5. Fokus pada komunikasi
Manajemen kinerja memberi perhatian pada komunikasi. hal ini dilakukan dengan melakukan penciptaan suatu iklim dimana dialog yang berkelanjutan antara pimpinan dengan anggota timnya terjadi untuk menentukan harapan dan berbagi informasi akan misi organisasi, nilai-nilai dan tujuan. Ini menentukan saling memahami mengenai apa yang akan dicapai dan kerangka bagi pengelolaan dan pengembangan orang untuk memastikan bahwa hal tersebut akan dicapai.
6. Fokus bagi stakeholder
Manajemen kinerja memberi perhatian terhadap pemuasan kebutuhan dan harapan seluruh stakeholder organisasi baik itu pegawai, pimpinan, masyarakat atau rekanan. Idealnya, pegawai diperlakukan sebagai mitra di dalam organisasi yang memiliki kepentingan dan harus dihormati, yang memiliki pendapat dan harus dihargai dan didengar, dan yang mendorong untuk memberi kontribusi terhadap formulasi tujuan dan rencana bagi tim dan bagi mereka sendiri. Manajemen kinerja harus fokus pada kebutuhan individual dan tim dan juga organisasi, mengakui bahwa mereka tidak membutuhkan hal yang serupa.
7. Fokus pada etika
Proses manajemen kinerja memberi perhatian pada proses yang berlangsung dengan didasarkan prinsip-prinsip etika yang telah disepakati.

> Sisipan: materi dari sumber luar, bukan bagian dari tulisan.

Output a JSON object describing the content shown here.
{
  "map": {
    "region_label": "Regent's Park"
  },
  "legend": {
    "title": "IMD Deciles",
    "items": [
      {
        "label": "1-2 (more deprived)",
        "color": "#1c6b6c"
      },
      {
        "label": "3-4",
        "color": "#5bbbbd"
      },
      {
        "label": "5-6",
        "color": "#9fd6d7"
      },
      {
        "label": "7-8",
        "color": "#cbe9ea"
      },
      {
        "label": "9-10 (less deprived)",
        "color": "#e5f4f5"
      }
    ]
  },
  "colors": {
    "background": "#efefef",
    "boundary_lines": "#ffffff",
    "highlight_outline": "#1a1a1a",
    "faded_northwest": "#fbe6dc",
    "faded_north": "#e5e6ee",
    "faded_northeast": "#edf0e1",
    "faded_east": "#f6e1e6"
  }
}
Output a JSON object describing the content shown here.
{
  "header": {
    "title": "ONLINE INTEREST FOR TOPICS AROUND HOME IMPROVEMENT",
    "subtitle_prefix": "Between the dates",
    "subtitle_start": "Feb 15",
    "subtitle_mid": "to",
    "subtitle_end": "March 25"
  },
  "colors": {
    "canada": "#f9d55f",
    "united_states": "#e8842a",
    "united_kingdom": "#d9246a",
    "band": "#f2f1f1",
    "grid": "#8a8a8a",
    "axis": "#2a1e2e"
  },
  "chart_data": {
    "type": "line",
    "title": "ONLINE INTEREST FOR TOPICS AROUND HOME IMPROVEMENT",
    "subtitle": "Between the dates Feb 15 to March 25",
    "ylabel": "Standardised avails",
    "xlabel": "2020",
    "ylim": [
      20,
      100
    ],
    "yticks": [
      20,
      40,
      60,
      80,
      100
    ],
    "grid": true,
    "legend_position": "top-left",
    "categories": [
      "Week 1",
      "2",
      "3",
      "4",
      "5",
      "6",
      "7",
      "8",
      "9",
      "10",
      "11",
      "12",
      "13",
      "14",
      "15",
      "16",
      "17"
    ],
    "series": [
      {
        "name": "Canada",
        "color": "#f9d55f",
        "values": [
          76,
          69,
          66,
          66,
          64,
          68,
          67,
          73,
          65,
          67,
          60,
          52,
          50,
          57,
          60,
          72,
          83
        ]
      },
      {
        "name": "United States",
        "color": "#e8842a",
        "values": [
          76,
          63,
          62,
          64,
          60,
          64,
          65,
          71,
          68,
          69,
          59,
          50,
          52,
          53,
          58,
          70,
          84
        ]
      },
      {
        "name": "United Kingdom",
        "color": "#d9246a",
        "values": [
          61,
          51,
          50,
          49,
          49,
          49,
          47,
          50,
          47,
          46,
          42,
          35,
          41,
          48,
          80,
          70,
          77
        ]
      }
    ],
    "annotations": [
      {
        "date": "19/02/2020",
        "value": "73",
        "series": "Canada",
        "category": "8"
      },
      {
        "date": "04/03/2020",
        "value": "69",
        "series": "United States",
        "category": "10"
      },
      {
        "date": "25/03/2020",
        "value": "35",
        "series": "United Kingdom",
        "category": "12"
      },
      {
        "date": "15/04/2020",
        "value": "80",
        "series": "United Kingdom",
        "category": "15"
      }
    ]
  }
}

Berangkat dari berbagai pengertian tentang manajemen kinerja yang telah diuraikan sebelumnya, dapat disimpulkan bahwa evaluasi kinerja merupakan bagian integral dari manajemen kinerja yang dilakukan baik pada tingkatan organisasi, tim dan individu. Karena itu, apabila ingin mendefinisikan evaluasi kinerja pegawai maka pengertian tersebut harus dipandang sebagai bagian yang tak terpisahkan dari unsur-unsur lain yang ada di dalam organisasi dan manajemen. Agar penelitian memiliki rujukan dan batasan dalam melakukan penelitian tentang model evaluasi kinerja organisasi Satuan Kerja Perangkat Daerah (SKPD) pada pemerintah kota makassar, maka rumuskan pengertian model evaluasi kinerja organisasi dipandangan sebagai suatu pendekatan sistematik terhadap perbaikan kinerja melalui proses penentuan tujuan kinerja stratejik; pengukuran kinerja; pengumpulan, analisa, review, dan laporan data kinerja; dan menggunakan data untuk mendorong perbaikan kinerja melalui kinerja individu/pegawai, tim dan organisasi.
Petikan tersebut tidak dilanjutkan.